9. Побуждаемый как твоими благодеяниями, так и любовью к тебе, советую тебе приложить все заботы и настойчивость для достижения всей славы, стремлением к которой ты был воспламенен с детства, а встретив несправедливость с чьей-либо стороны, никогда не склоняться своим великим духом, чем я всегда восхищался и что всегда любил. Высокого мнения о тебе люди, высоко ценят твою щедрость23, с глубоким уважением вспоминают о твоем консульстве. Ты, конечно, видишь, насколько все это станет более ярким и прославленным, когда от твоего управления провинцией и начальствования над войском прибавится некоторая слава. Впрочем, я хочу, чтобы, совершая то, что надлежит совершить при помощи войска и военной власти, ты предварительно долго размышлял над этим, готовился к этому, обдумывал это, упражнял себя для этого и считал, что ты можешь очень легко занять высшую и самую почетную ступень в государстве (так как ты всегда надеялся на это, то не сомневаюсь, что, достигнув, поймешь). А для того, чтобы мои советы не показались тебе пустыми или необоснованными, скажу, что меня побудило желание напомнить тебе, на основании наших общих испытаний, о том, что́ в течение всей своей остальной жизни ты должен взвешивать, кому верить и кого остерегаться.
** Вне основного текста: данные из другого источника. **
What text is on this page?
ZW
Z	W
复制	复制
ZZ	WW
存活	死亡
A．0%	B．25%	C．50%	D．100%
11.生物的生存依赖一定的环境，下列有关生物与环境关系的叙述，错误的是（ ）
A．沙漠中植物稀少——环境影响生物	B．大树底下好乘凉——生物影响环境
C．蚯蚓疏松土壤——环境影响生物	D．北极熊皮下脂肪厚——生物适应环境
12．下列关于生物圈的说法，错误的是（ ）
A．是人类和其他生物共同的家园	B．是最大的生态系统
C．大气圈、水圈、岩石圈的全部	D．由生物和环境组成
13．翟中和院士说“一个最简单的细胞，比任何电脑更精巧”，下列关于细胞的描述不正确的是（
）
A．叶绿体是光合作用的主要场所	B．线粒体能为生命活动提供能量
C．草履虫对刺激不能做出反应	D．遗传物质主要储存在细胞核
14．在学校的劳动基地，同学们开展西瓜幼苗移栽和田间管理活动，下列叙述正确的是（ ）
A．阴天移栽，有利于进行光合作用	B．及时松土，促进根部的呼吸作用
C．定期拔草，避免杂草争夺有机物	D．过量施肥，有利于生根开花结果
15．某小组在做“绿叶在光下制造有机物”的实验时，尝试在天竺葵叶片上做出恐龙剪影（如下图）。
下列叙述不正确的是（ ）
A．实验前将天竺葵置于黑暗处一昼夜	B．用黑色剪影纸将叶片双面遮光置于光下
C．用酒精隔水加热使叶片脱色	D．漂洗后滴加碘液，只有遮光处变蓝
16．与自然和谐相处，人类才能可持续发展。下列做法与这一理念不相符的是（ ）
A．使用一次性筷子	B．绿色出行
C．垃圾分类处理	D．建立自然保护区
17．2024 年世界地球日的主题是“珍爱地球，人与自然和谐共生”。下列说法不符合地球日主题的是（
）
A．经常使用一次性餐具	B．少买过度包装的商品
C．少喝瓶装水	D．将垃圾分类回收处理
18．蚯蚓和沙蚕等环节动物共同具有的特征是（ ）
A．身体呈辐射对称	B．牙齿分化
10. Ты пишешь о своем желании знать, каково положение государства. Разногласия чрезвычайно велики, но борьба неравная, ибо те, кто сильнее средствами, оружием и могуществом24, добились успеха, мне кажется, вследствие глупости и непостоянства противников25, так что теперь они уже сильнее и своим авторитетом. Поэтому, при сопротивлении очень немногих, они добились через сенат всего, чего они не рассчитывали достигнуть даже при помощи народа, не вызвав волнений: и жалование Цезарю отпущено, и назначены десять легатов, и без труда решено, что его не сменят — согласно Семпрониеву закону26. Об этом я пишу тебе более кратко, так как это положение государства не радует меня. Однако я пишу, чтобы посоветовать тебе усвоить, не пострадав, то, что я, с детства посвятивший себя всяческим наукам, однако познал более на опыте, нежели путем изучения: мы не должны стремиться ни сохранить свою безопасность без достоинства, ни достоинство без безопасности.
11. Что касается твоих поздравлений по поводу моей дочери и Крассипеда, то я чувствую твою доброту и надеюсь и хочу, чтобы этот союз принес нам радость. Старайся обучить нашего Лентула27, юношу, подающего исключительные надежды и обладающего высшей доблестью, как прочим искусствам, которыми ты сам всегда ревностно занимался, так прежде всего умению подражать тебе; ведь лучшего способа обучения не найти. И потому, что это твой сын, и потому, что он достоин тебя, и потому, что он любит и всегда любил меня, я люблю его среди первых, и он дорог мне.